The PRC government imposes controls on the convertibility of the Renminbi into foreign currencies and, in certain cases, the remittance of currency out of China. Ideanomics receives and the post-merger company may receive a substantial amount of their revenues in Renminbi or, alternatively, to finance their PRC subsidiaries in Renminbi. Under existing PRC foreign exchange regulations, payments of current account items, including profit distributions, interest payments, and trade and service-related foreign exchange transactions, can be made in foreign currencies without prior approval of SAFE by complying with certain procedural requirements. Specifically, under the existing exchange restrictions, without prior approval of SAFE, cash generated from the operations of its PRC subsidiaries in China may be used to pay dividends to its company. However, approval from or registration with appropriate government authorities is required where Renminbi is to be converted into foreign currency and remitted out of China to pay capital expenses such as the repayment of loans denominated in foreign currencies. As a result, Ideanomics or the post-merger company will need to obtain SAFE approval to use the cash generated from the operations of their PRC subsidiaries to pay off their respective debt in a currency other than Renminbi owed to entities outside China, or to make other capital expenditure payments outside China in a currency other than Renminbi. The PRC government may at its discretion restrict access to foreign currencies for current account



transactions in the future. If the foreign exchange control system prevents Ideanomics or the post-merger from obtaining such approval or otherwise hinders efficient financial management of the PRC subsidiaries, it may substantially curtail our operations and cause the value of our securities significantly decline or become worthless.

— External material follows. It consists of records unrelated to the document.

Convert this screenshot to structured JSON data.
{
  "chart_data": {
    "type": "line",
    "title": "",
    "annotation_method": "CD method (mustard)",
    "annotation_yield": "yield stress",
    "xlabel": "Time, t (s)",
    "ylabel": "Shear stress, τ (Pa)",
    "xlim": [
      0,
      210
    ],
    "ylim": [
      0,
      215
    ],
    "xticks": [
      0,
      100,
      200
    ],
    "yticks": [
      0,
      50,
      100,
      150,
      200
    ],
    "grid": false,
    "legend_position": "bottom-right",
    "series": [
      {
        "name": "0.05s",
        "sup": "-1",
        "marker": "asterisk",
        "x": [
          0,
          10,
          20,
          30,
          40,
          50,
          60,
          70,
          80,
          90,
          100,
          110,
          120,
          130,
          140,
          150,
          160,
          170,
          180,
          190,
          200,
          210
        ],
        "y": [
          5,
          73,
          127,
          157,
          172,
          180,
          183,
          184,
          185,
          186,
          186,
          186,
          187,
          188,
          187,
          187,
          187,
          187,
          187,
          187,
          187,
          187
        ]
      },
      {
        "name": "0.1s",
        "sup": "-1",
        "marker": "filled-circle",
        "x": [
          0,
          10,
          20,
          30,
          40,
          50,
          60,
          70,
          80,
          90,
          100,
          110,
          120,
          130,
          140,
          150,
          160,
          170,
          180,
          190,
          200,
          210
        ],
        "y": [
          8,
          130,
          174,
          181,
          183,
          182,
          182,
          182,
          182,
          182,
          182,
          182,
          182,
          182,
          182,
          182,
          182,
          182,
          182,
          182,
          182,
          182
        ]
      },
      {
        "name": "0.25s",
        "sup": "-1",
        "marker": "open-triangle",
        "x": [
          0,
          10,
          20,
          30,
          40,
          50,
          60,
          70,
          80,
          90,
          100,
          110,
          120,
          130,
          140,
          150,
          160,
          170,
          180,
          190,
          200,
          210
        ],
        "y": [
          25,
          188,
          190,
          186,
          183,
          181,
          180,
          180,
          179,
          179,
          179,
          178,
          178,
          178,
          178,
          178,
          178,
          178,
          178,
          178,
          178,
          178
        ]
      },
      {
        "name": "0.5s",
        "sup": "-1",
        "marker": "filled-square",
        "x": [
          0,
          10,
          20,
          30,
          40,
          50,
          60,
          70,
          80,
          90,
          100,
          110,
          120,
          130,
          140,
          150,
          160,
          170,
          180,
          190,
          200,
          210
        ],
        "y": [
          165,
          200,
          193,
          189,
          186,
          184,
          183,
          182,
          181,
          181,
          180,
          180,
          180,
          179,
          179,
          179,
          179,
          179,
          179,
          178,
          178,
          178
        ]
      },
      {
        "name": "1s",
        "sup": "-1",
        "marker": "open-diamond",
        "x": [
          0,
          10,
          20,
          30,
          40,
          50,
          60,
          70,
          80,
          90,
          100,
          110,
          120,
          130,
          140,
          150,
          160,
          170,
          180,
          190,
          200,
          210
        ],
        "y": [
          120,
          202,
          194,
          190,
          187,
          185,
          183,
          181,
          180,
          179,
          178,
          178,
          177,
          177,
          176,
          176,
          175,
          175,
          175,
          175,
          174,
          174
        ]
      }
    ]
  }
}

The Chinese government may intervene or influence the operations of Ideanomics’ business or the business of the combined company in the territory of PRC at any time, which could result in a material change in our operations and/or the value of our securities.
More than twenty percent of our revenues result from our operations in China. The Chinese government may intervene or influence the operations of Ideanomics’ business or the business of the combined company in the territory of PRC at any time, which could result in a material change in our operations and/or the value of our securities. Also, recent statements by the Chinese government have indicated an intent to exert more oversight and control over offerings that are conducted overseas and/or over foreign investment in China-based and Hong Kong-based issuers. Any such action could significantly limit or completely hinder our ability to offer or continue to offer securities to investors and cause the value of such securities to significantly decline or be worthless.
Other Risks Related to Ideanomics’ Business
Ideanomics’ business is, and following completion of the merger Ideanomics will continue to be, subject to the risks described above and in Ideanomics’ Annual Report on Form 10-K for the fiscal year ended December 31, 2020, as updated by subsequent Quarterly Reports on Form 10-Q, including Ideanomics’ Quarterly Report on Form 10-Q for the three months ended September 30, 2021, and Current Reports on Form 8-K, all of which are filed with the SEC and incorporated by reference into this proxy statement/prospectus. See the section titled “Where You Can Find More Information” beginning on page 157 for the location of information incorporated by reference in this proxy statement/prospectus.